The most disappointing impact assessment for me was looking at the impact of a training programme on farmers. Monitoring data suggested a significant outreach, and qualitative data from beneficiaries suggested that they appreciated the intervention. After the impact assessment, we found no result on outcome or impact indicators. There were some promising signs that farmer practices had improved, but we were not able to assign a monetary benefit to this. Partly this was because of the inherent difficulty of measuring changes in income from farming. It is also because the intervention was providing a limited amount of training. The trainees – who mostly worked as government-funded extension workers – received just a few hours of training, which was not likely to make a huge different to the farmers that they worked with. Our expectations of significant impact-level change were ultimately unrealistic. Being more careful to assess this in the design phase could have helped us prioritise other interventions for impact assessment.
Lesson Three: Control Yourself!
A continual debate in the impact assessment planning sessions was whether to use a control group or not. In the event, we used a control group in four cases, and went without one in another four, relying instead on qualitative information to help us establish attribution.
So how did we make this decision? We took a few factors into account:
- How reliable is qualitative information? We tried to think about how useful qualitative information would be in showing us the key links in the causal chain. If a farmer could be expected to give a fair judgement on causality, we relied on qualitative information rather than a control group.
- How good is the existing evidence base? Where there was an existing large evidence base, we tried to rely on that rather than use a control group. In practice unfortunately, we did not find any cases where there was already strong secondary evidence.
- How much time and money did we have available? Control groups immediately double the sample size, cost of data collection, and complexity of analysis. Given the time constraints (discussed below) we had to prioritise.
- Can a control group be found? We worked in a very diverse country, making finding an appropriate control group for any intervention extremely challenging.
One continually challenging element in the analysis was the differences in baseline results between the control group and the treatment group.
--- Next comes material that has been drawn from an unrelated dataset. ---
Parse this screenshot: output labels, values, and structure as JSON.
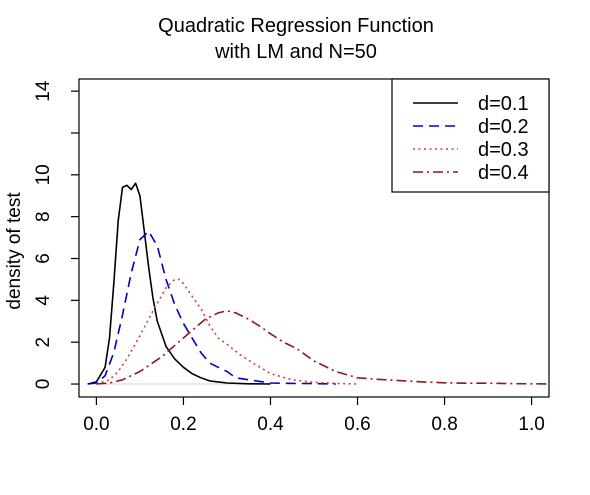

This reflected the fact that our control groups were imperfect – we were not able to find sufficiently similar farmers. It was challenging, however, to draw the line between groups that were so dissimilar that they could not be analysed, and those that were slightly different but still allowed for meaningful analysis.
Lesson four: Take your time!
There’s an old joke that you can have quick food, cheap food, or good food – but you can only pick two out of the three options.
Impact assessments are the same. You can have good impact assessments, quick ones, or cheap ones – but it is very difficult to get all three. If you’re trying to collect and analyse data quickly, you can pay a much higher price for the data collection. Moreover, having limited time to understand the intervention, design questionnaires and do your analysis increases the risk that you miss out an important factor, lowering the quality and potentially meaning you need to collect data all over again.
With a strict reporting deadline, we conducted the study design and data collection quickly, and analysis was rapid and focused. More time would have improved the quality of the impact assessment, and the usefulness of the conclusions. Fortunately, it is not too late – now the data is collected, more analysis can be done by the programme team at leisure.
Strong impact assessments are an essential tool for learning about the changes that a programme creates. Done badly, however, they can be a spectacular waste of money and management time. If you really understand your programme, are realistic about what you might achieve, think carefully about control groups, and leave plenty of time, then you should be in a good position to conduct strong impact assessments.